The same could be said for using a CO2 gun on a hot day, as the pressure can reach 1900 psi at 120*F using CO2.... We can only assume that the manufacturer has taken that into account, as I have never seen a report of a QB failing from sitting in the sun or a car trunk.... I'm not saying it can't happen, just that I've never heard of it.... However, I would never use HPA in a CO2 gun without a 1.8K burst disc fitted in the regulator....Bob
I'm not trying to encourage anyone to play outside their comfort zone.... just pointing out that although 850 psi is considered the "normal" pressure for CO2 it can easily be twice that without you even realizing it....Bob
Because you can't do anything about the pressure anyway, it is a function of temperature with CO2.... In theory the manufacturer should be designing the gun with about a 3:1 safety margin above the 1900 psi pressure you could get at 120*F (that temperature is stamped right on many CO2 cartridges as the maximum allowable, and bulk tanks are rated at 1800 psi MSWP).... In practice, however, that is NOT the case, as the QB79 failure at 2600 psi shows.... Maybe the engineers figured 3 x 850 psi = 2550 psi to failure was good enough.... or maybe they took into account the additional safety provided by the stock screws that fit into the block.... or maybe they just guessed.... My point is that if you use a 1.8K burst disc on HPA you shouldn't be any worse off than using CO2 on a hot day.... This doesn't apply if you change a cartridge gun like a 22XX to bulk fill, of course, because the tube in a 22XX was never intended to hold pressure, and the valve isn't mounted to withstand it.... There is a lot to consider when converting CO2 to HPA, and even the most innocent things you would never expect can bite you.... The knurled nut retaining the fill fitting on the QB78 and XS-60c is an example.... It should never be used at over maximum CO2 pressures, because the flange on the end is too thin.... QVTom did a Finite Element Anaylsis on it, and the stress diagram would scare you (it did me).... I even missed that one....Bob
Agree, the only real safety feature is the 1.8k burst disk on the output side of the regulator.
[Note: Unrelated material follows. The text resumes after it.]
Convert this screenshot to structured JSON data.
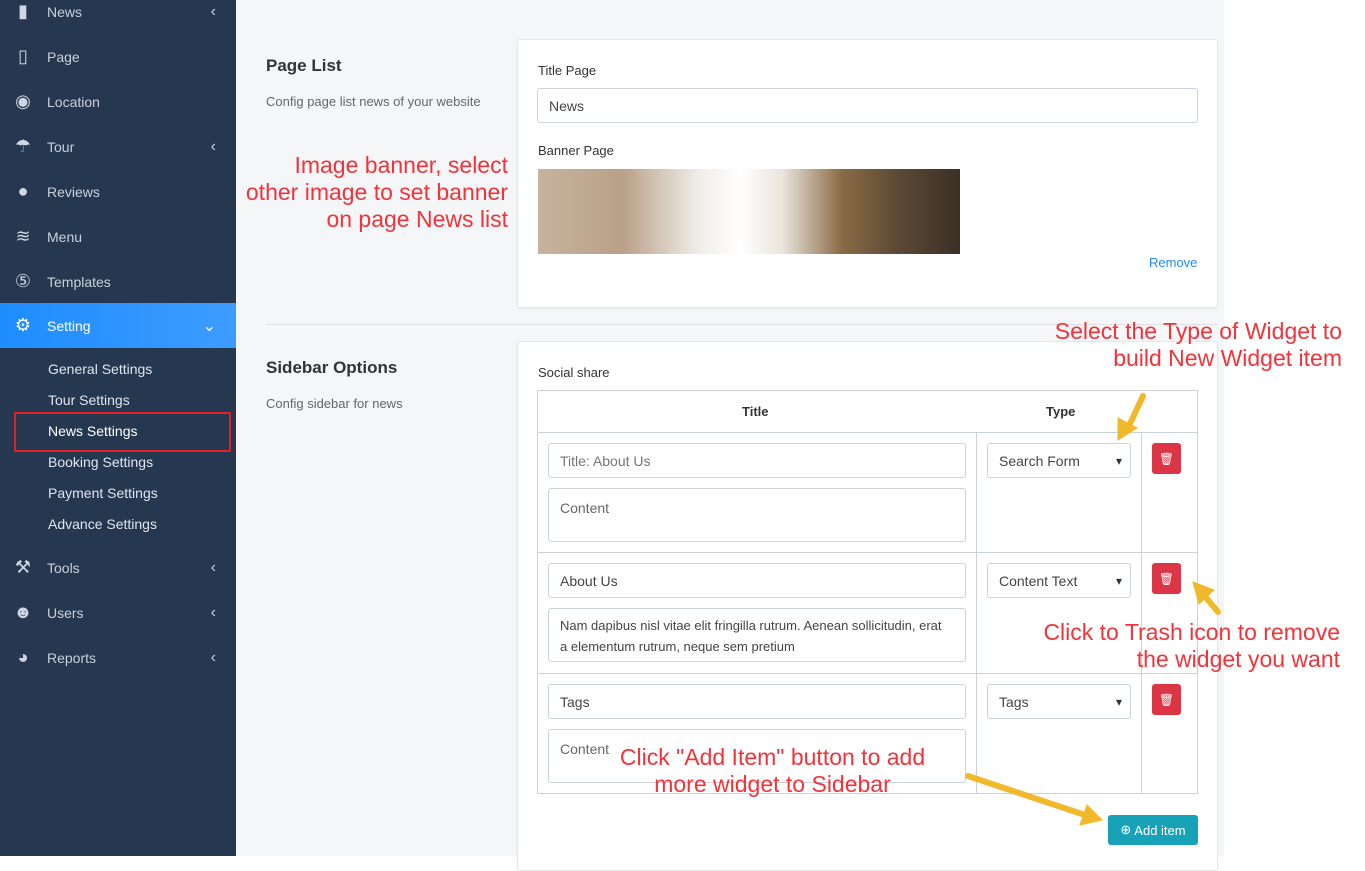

So long as it works (and they are pretty reliable), will prevent a drastic over pressure inside the guts of the rifle. These older gagued on/offs have a 1.8K disk as well, but evidently that 2nd disk never saw enough pressure to blow once the regs. 1.8K disck let go.I’m just going to rebuild the regulator on the 800-850psi tank and put the rifle back to 12 foot pounds.